When I ask Yassin if the protesters have heard from the school, he tells me “There hasn’t been a direct dialogue, no. Maybe a couple of admin people” had spoken to them after the encampment had been established early in the morning, “it wasn’t a serious dialogue.”

“For context here,” Yassin offers, “we’ve had actions going back as far as November.” Despite repeated attempts to start a dialogue, “They didn’t want to talk to us. They chose the route of ignoring us and thinking that we would just go away.” After the protests continued, the university’s President finally agreed to a meeting, but “Even at that meeting, all he did was admit that U of T holds investments in military companies that support the Israeli military.”

After a week-long back-and-forth, the message from the school’s President was “I can’t give you any of your demands, you’re being unreasonable,” Yassin says. “We’re really not. We’re asking for the bare minimum.”

After the shocking police violence at other protests happening on campuses in the States, the possibility of those same scenes happening here are not far from everyone’s mind as the deadline approaches. When reached for comment, a spokesperson for the Toronto Police Service tells me they are “in contact” with the school “but our assistance has not been requested at this time.” When I ask what the next steps might be if the school does reach out, perhaps after their 10 pm dispersal deadline, the spokesperson says they won’t “speculate on a response” and that it will “depend on the circumstances”. When reaching out to City Hall for their position on the encampment, they direct me to the police’s media spokesperson.

As afternoon slides into evening, there is a small police presence at the protest already, which moves in as the Israel-supporting counterprotest arrives to separate the two groups. The counterprotest is only made up of about a dozen people, some wearing Israeli flags as capes. At first, they silently stare down the protesters, their backs to the fence, facing encampment supporters who have gathered on the steps to University College Library, as the crowds all around them loudly chant “Free, Free Palestine”. When the chants stop for evening prayer, one of the counter-protesters begins shouting into his megaphone a bizarre stream-of-consciousness rant about how he is “your lord and saviour” and to “convert to Buddhism” in a clear attempt to provoke those praying inside the encampment. He is soon loudly drowned out by chants of “Get off our campus!” by the students. Police smoothly move into the crowd as some kind of scuffle happens behind the main group, but don’t appear to make any arrests.

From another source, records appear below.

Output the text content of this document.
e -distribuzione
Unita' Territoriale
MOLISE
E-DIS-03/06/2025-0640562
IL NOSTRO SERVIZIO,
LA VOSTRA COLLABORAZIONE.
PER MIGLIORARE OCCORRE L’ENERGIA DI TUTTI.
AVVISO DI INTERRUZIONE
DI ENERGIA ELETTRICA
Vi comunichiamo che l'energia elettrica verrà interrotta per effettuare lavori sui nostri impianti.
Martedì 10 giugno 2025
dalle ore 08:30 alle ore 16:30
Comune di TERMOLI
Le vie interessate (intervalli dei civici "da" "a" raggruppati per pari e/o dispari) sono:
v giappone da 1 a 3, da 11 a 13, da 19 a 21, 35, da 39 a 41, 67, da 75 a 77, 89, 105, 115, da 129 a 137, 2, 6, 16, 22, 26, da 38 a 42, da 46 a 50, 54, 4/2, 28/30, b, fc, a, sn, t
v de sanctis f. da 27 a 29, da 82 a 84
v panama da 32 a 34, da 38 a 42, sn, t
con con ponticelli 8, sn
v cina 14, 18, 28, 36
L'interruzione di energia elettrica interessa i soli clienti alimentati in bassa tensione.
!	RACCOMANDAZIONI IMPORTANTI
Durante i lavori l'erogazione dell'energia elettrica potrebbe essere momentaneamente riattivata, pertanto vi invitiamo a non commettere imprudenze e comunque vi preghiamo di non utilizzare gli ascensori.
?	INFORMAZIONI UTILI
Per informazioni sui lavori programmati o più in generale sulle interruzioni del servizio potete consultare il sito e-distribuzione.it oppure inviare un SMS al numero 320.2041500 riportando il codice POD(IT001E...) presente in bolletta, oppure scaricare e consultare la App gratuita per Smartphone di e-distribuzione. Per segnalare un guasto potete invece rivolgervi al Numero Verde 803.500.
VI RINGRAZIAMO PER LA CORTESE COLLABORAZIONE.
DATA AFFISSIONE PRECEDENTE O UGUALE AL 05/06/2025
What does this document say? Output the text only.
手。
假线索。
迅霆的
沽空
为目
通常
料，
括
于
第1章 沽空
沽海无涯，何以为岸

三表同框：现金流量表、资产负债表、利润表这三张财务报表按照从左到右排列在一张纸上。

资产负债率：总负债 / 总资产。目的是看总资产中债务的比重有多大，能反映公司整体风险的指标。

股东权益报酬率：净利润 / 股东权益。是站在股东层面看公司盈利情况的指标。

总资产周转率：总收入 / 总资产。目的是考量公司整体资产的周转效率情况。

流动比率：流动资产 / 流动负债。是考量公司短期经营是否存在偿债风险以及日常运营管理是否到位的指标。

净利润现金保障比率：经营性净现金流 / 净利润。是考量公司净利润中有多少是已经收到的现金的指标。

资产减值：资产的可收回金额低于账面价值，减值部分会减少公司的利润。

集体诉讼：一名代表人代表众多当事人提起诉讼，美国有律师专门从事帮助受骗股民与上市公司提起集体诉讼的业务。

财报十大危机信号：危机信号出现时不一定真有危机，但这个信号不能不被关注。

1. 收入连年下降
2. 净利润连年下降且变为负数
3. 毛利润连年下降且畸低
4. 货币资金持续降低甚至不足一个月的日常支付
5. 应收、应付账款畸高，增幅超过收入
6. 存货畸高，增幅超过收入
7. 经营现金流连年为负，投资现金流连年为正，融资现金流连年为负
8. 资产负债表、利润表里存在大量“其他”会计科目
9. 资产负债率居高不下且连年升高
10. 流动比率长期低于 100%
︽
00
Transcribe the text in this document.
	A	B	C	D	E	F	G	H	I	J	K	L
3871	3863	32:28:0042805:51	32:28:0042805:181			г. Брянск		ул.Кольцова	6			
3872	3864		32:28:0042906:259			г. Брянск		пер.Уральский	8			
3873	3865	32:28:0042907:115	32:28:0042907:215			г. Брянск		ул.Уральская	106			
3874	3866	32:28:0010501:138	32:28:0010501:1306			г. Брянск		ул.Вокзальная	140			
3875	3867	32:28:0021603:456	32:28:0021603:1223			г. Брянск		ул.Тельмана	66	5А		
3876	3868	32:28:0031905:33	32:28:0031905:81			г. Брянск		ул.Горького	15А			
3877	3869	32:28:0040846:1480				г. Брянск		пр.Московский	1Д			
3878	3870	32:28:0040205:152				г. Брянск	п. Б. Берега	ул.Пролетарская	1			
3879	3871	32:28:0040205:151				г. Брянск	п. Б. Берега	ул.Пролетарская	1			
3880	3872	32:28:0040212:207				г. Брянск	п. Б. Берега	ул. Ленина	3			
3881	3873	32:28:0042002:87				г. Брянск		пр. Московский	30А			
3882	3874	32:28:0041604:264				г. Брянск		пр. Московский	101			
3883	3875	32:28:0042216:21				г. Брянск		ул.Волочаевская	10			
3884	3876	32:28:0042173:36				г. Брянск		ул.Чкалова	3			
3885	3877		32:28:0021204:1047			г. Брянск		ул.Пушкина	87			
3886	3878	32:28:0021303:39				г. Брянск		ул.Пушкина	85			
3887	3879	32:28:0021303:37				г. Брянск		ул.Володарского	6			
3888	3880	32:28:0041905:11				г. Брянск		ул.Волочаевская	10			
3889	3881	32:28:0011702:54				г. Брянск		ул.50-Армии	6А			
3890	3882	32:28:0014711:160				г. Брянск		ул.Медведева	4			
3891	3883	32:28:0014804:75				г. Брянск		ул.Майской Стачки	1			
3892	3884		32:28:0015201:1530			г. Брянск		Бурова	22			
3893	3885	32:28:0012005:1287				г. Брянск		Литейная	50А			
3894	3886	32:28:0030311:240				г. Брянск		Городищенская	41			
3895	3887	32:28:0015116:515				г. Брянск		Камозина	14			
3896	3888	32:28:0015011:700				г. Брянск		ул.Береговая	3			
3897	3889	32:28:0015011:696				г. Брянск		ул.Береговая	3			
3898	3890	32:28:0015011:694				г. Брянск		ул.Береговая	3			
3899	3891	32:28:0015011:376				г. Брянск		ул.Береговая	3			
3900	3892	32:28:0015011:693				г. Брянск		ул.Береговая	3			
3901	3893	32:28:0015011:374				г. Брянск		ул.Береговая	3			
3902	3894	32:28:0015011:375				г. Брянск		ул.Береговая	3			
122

Despite their lack of meaningful dialogue, Yassin points out that “U of T has a long history of divesting from causes that were immoral or unethical — notably apartheid South Africa, where they fully divested from every company that even operated in apartheid South Africa. They divested from fossil fuels, they divested from tobacco. We think that this is just one of the links in a long chain of unethical causes.”

As I leave, more keffiyeh-wearing students are heading towards the circle with more supplies for the encamped protesters, preparing for a possible showdown with the school and police and the 10 pm deadline ticks ever closer.